Oranienburg: „Sender Zehlendorf“ wird am 25. März gesprengt

Pressemeldung vom 20. März 2017, 16:18 Uhr

Ein Stück Zehlendorfer Geschichte wird am kommenden Sonnabend beendet: Das Wahrzeichen des Oranienburger Ortsteils – der 360 Meter hohe Langwellen-Mast – wird am 25. März, 14 Uhr, gesprengt. Bereits am Freitag werden die letzten Leitungen gekappt. „Damit verschwindet leider nicht nur ein Stück Hörfunk-Geschichte, sondern auch ein identitätsstiftendes Wahrzeichen für Zehlendorf. In der Erinnerung der Zehlendorfer wird der Funkmast sicher einen festen Platz behalten“, sagt Bürgermeister Hans-Joachim Laesicke.

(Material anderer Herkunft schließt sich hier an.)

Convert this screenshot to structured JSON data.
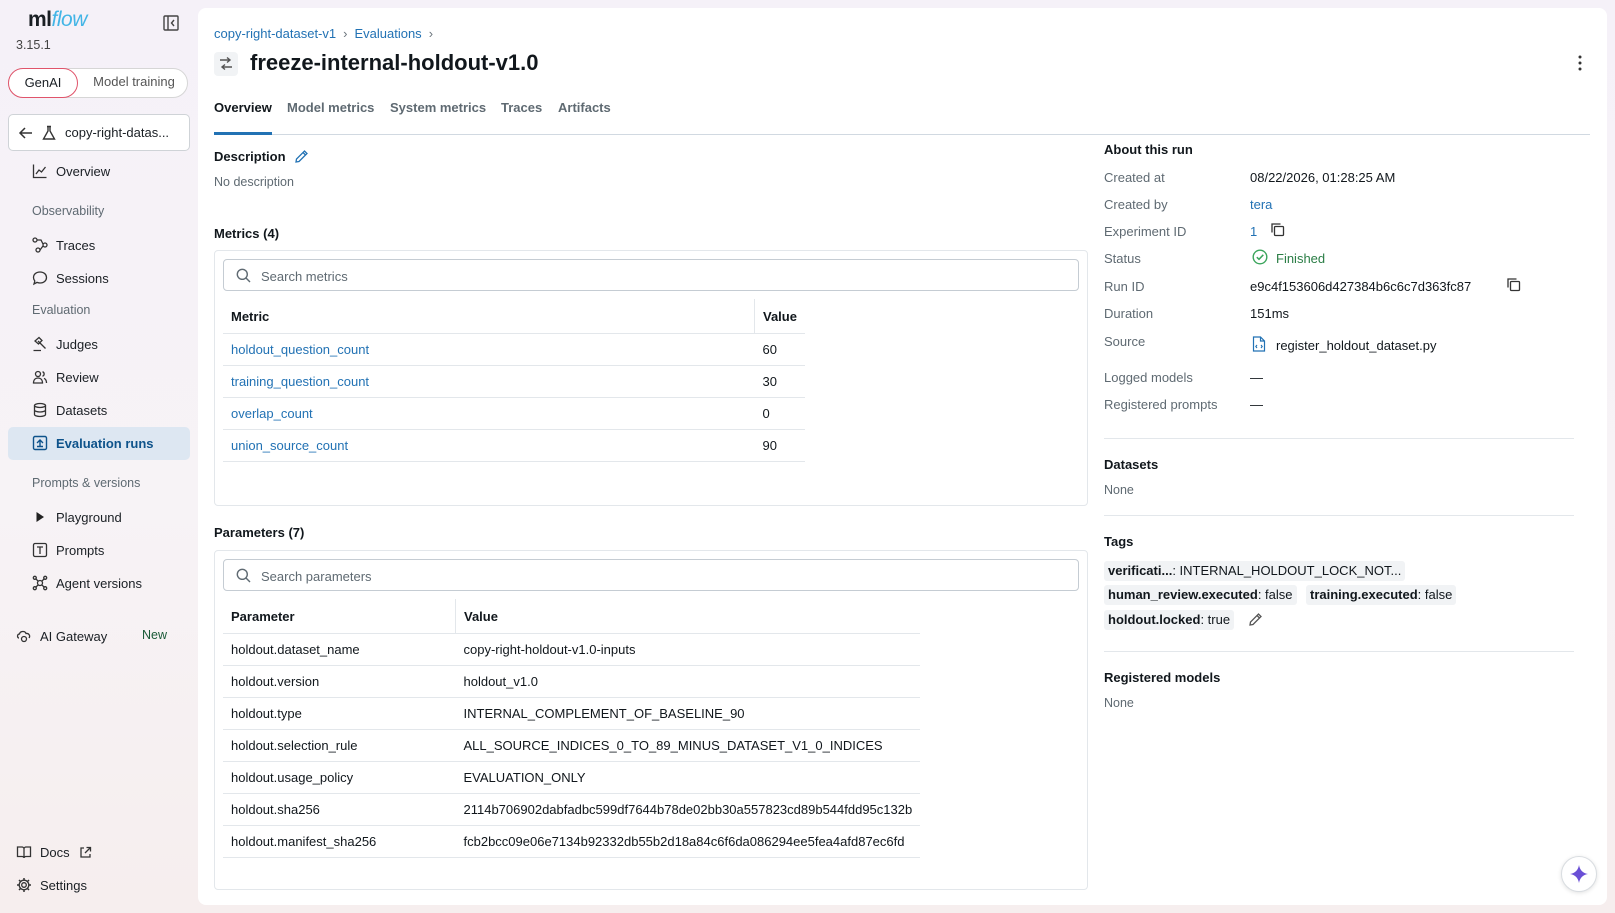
{
  "app": {
    "logo_ml": "ml",
    "logo_flow": "flow",
    "version": "3.15.1"
  },
  "mode_toggle": {
    "genai": "GenAI",
    "training": "Model training"
  },
  "experiment_selector": {
    "label": "copy-right-datas..."
  },
  "nav": {
    "overview": "Overview",
    "observability": "Observability",
    "traces": "Traces",
    "sessions": "Sessions",
    "evaluation": "Evaluation",
    "judges": "Judges",
    "review": "Review",
    "datasets": "Datasets",
    "evaluation_runs": "Evaluation runs",
    "prompts_versions": "Prompts & versions",
    "playground": "Playground",
    "prompts": "Prompts",
    "agent_versions": "Agent versions",
    "ai_gateway": "AI Gateway",
    "ai_gateway_badge": "New",
    "docs": "Docs",
    "settings": "Settings"
  },
  "breadcrumb": {
    "experiment": "copy-right-dataset-v1",
    "section": "Evaluations"
  },
  "run": {
    "title": "freeze-internal-holdout-v1.0"
  },
  "tabs": {
    "overview": "Overview",
    "model_metrics": "Model metrics",
    "system_metrics": "System metrics",
    "traces": "Traces",
    "artifacts": "Artifacts"
  },
  "description": {
    "heading": "Description",
    "text": "No description"
  },
  "metrics": {
    "heading": "Metrics (4)",
    "search_placeholder": "Search metrics",
    "col_metric": "Metric",
    "col_value": "Value",
    "rows": [
      {
        "name": "holdout_question_count",
        "value": "60"
      },
      {
        "name": "training_question_count",
        "value": "30"
      },
      {
        "name": "overlap_count",
        "value": "0"
      },
      {
        "name": "union_source_count",
        "value": "90"
      }
    ]
  },
  "parameters": {
    "heading": "Parameters (7)",
    "search_placeholder": "Search parameters",
    "col_param": "Parameter",
    "col_value": "Value",
    "rows": [
      {
        "name": "holdout.dataset_name",
        "value": "copy-right-holdout-v1.0-inputs"
      },
      {
        "name": "holdout.version",
        "value": "holdout_v1.0"
      },
      {
        "name": "holdout.type",
        "value": "INTERNAL_COMPLEMENT_OF_BASELINE_90"
      },
      {
        "name": "holdout.selection_rule",
        "value": "ALL_SOURCE_INDICES_0_TO_89_MINUS_DATASET_V1_0_INDICES"
      },
      {
        "name": "holdout.usage_policy",
        "value": "EVALUATION_ONLY"
      },
      {
        "name": "holdout.sha256",
        "value": "2114b706902dabfadbc599df7644b78de02bb30a557823cd89b544fdd95c132b"
      },
      {
        "name": "holdout.manifest_sha256",
        "value": "fcb2bcc09e06e7134b92332db55b2d18a84c6f6da086294ee5fea4afd87ec6fd"
      }
    ]
  },
  "about": {
    "heading": "About this run",
    "created_at_label": "Created at",
    "created_at": "08/22/2026, 01:28:25 AM",
    "created_by_label": "Created by",
    "created_by": "tera",
    "experiment_id_label": "Experiment ID",
    "experiment_id": "1",
    "status_label": "Status",
    "status": "Finished",
    "run_id_label": "Run ID",
    "run_id": "e9c4f153606d427384b6c6c7d363fc87",
    "duration_label": "Duration",
    "duration": "151ms",
    "source_label": "Source",
    "source": "register_holdout_dataset.py",
    "logged_models_label": "Logged models",
    "logged_models": "—",
    "registered_prompts_label": "Registered prompts",
    "registered_prompts": "—"
  },
  "datasets": {
    "heading": "Datasets",
    "value": "None"
  },
  "tags": {
    "heading": "Tags",
    "items": [
      {
        "key": "verificati...",
        "value": ": INTERNAL_HOLDOUT_LOCK_NOT..."
      },
      {
        "key": "human_review.executed",
        "value": ": false"
      },
      {
        "key": "training.executed",
        "value": ": false"
      },
      {
        "key": "holdout.locked",
        "value": ": true"
      }
    ]
  },
  "registered_models": {
    "heading": "Registered models",
    "value": "None"
  },
  "colors": {
    "accent": "#2272b4",
    "active_nav_bg": "#dde7f2",
    "success": "#3ba55c",
    "brand_flow": "#43b5e6"
  }
}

Seit 1936 ist Zehlendorf Standort von Radio-Sendeeinrichtungen. Die letzte aktive Sendeanlage war seit 7. Oktober 1979 in Betrieb. Die mit Stahlseilen fixierte Antenne war der leistungsstärkste Langwellensender in der DDR und erreichte die gesamte Fläche Europas. Sogar am Bosporus haben Seeleute den Deutschlandsender aus Zehlendorf empfangen können, so ein Zeitzeuge. 1990 übernahm die Deutsche Bundespost die Funkstation, zu der vier weitere, inzwischen abgebaute Masten gehörten. Der Betrieb als Langwellensender endete 2014, als das Deutschlandradio auf Digitalfunk umstellte. Zuletzt wurden nur noch wenige UKW-Programme hierüber verbreitet.

Dem heutigen Eigentümer, der Media Broadcast GmbH, wurden die Unterhaltskosten für den Mast schließlich zu teuer. Der Abbau ist von der kreislichen Denkmalbehörde genehmigt worden.